Desde 1º de janeiro de 2020 os produtores de "camemberts genéricos" da Normandia foram proibidos de usar o termo "fabricado em Normandia" em seus rótulos, sob pena de multa e apreensão dos queijos.
Desde 1982, o camembert é protegido por uma denominação de origem controlada (DOP), o que o distingue dos camemberts que não cumprem as mesmas regras. Mas logo em seguida as grandes usinas deram um "jeitinho" e colocaram nos rótulos a frase "fabricado em Normandie", o que acabava confundindo os consumidores.
O processo interno do Instituto Nacional de Denominações de Origem (INAO) na França demorou mais de vinte anos e só foi resolvida agora.
O tradicional camembert de Normandie é um queijo feito com leite de vaca cru, de massa macia, ligeiramente salgado e casca florida. Combina perfeitamente com a cidre, porque a bebida é levemente espumante e vai refrescando o paladar dos sabores super intensos do queijo.
A exigência para ter o título "camembert protegido" é que o leite seja produzido e transformado em queijo na Normandia, com um rebanho com no mínimo 65% de vacas da raça Normande, nativas da região.

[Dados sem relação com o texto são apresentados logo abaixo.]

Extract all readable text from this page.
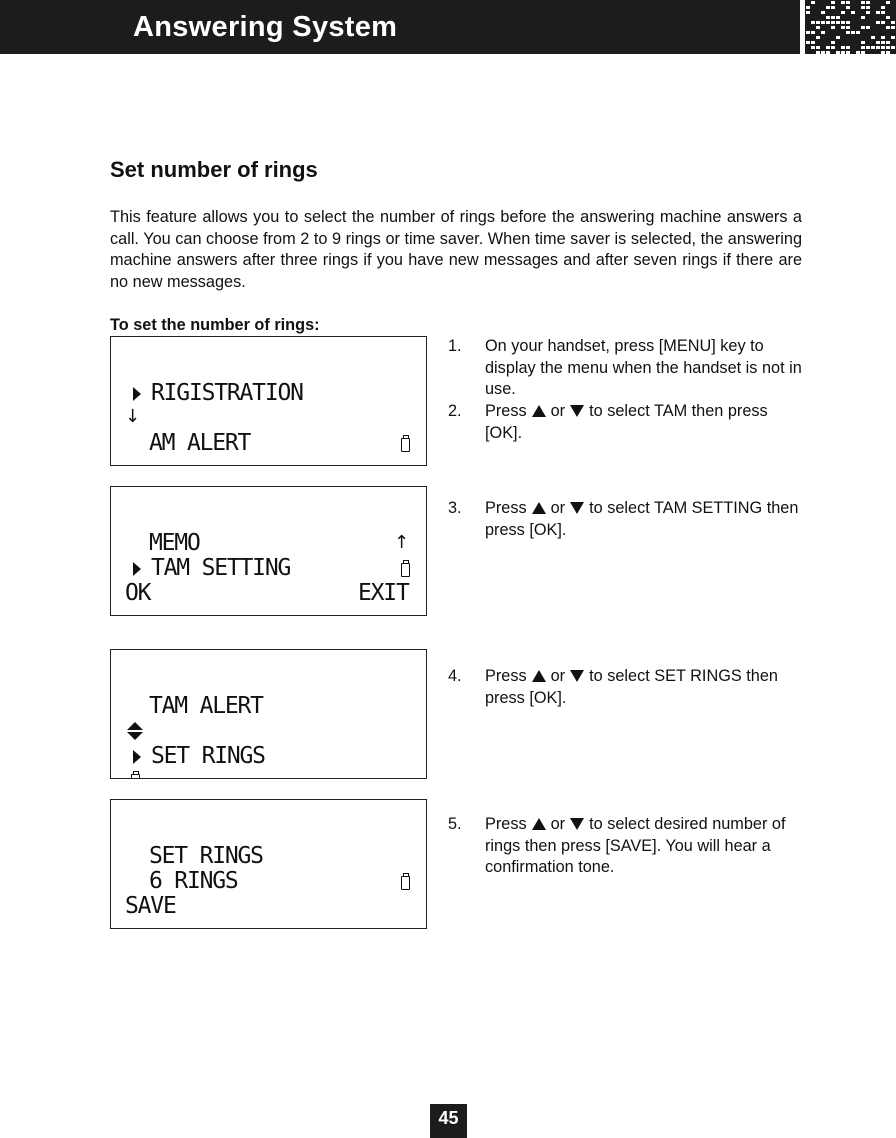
Answering System
Set number of rings

This feature allows you to select the number of rings before the answering machine answers a call. You can choose from 2 to 9 rings or time saver. When time saver is selected, the answering machine answers after three rings if you have new messages and after seven rings if there are no new messages.

To set the number of rings:
RIGISTRATION
↓
AM ALERT
MEMO	↑
TAM SETTING
OK	EXIT
TAM ALERT
SET RINGS
SET RINGS
6 RINGS
SAVE
1. On your handset, press [MENU] key to display the menu when the handset is not in use.
2. Press or to select TAM then press [OK].
3. Press or to select TAM SETTING then press [OK].
4. Press or to select SET RINGS then press [OK].
5. Press or to select desired number of rings then press [SAVE]. You will hear a confirmation tone.
45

A convite do grupo multinacional Lactalis, fui conhecer uma das mais tradicionais fabricações de camembert DOP: o Domaine de Saint Loup, que fica na cidadezinha de Saint-Loup de Fribois. O local é dedicado à fabricação de camembert DOP enformado manualmente, com leite cru de 89 fazendas que rendem 1.250 toneladas por ano.
Foi a primeira vez que o grupo organizou uma viagem para a imprensa e, para minha surpresa, dos 15 jornalistas convidados só aceitamos eu e uma outra colega.
A empresa é conhecida por ter uma relação hostil com a imprensa, não gostam de dar entrevistas para grandes jornais e têm recebido muitos ataques em relação ao pagamento vergonhoso do litro de leite para os produtores (em torno de 250 euros a tonelada) e de não respeitar o meio ambiente (veja matéria do jornal Le Monde). Na visita, só vimos o que o grupo tem de mais tradicional.
O camembert tradicional demora 4 horas para ser colocado na forma. Coloca-se uma concha de coalhada, espera-se 40 minutos para colocar a segunda, sucessivamente até completar 5 conchas e encher a forma. A atividade é penosa e são principalmente mulheres que têm mais paciência, mas é fundamental para o camembert ter essa textura que cola na boca deliciosamente.
Controvérsias do queijo artesanal x industrial
Essa visita me fez cair na real que toda essa discussão de queijo artesanal versus industrial está muito longe de ser simples. A Lactalis é uma das maiores indústrias transnacionais do mundo, com 80 mil empregados em 94 países. Ela faz faz leite em pó, queijo fundido, ultra processado e todas esses produtos lácteos que o novo consumidor consciente do que é comer bem corre léguas. Por outro lado preserva na França modos de fabricação totalmente tradicionais, manuais, com leite cru.
As unidades do grupo que fabricam queijos AOP artesanais e de leite cru geralmente são fábricas compradas de famílias que não tinham sucessores para continuar a tradição queijeira. O que é admirável é que, na maioria dos casos, a Lactalis manteve tudo exatamente igual. Principalmente o nome de cada família, pois as marcas já eram conhecidas pelos consumidores.
Com todas essas aquisições, o grupo não só é o maior produtor de queijo artesanal e de leite cru na França, mas responsável por 95% dos camemberts tradicionais vendidos no mercado.
E, em termos de volume, fabricante de mais da metade de todas as denominações de origem protegida queijeiras: roquefort, saint-nectaire, ossau-iraty... a lista chega a 27 queijos ultra super tradicionais.
Degustação "tour de França" por Xavier Thuret
O melhor momento, depois da visita da fabricação, foi me deliciar na mesa de degustação com todos os queijos DOP de Lactalis na França. O Meilleur Ouvrier de France Xavier Thuret, que representa Lactalis no mundo inteiro, serviu e apresentou os queijos.
Bom, o triste da visita foi não conseguir entrevistar Emmanuel Besnier, o dono da Lactalis conhecido por nunca dar entrevistas. Seu lema é "o bem não faz barulho, o barulho não faz bem".
Numa das poucas entrevistas que deu, ao jornal Figaro, ele justificou: "quero que falem só de meus queijos e não de mim".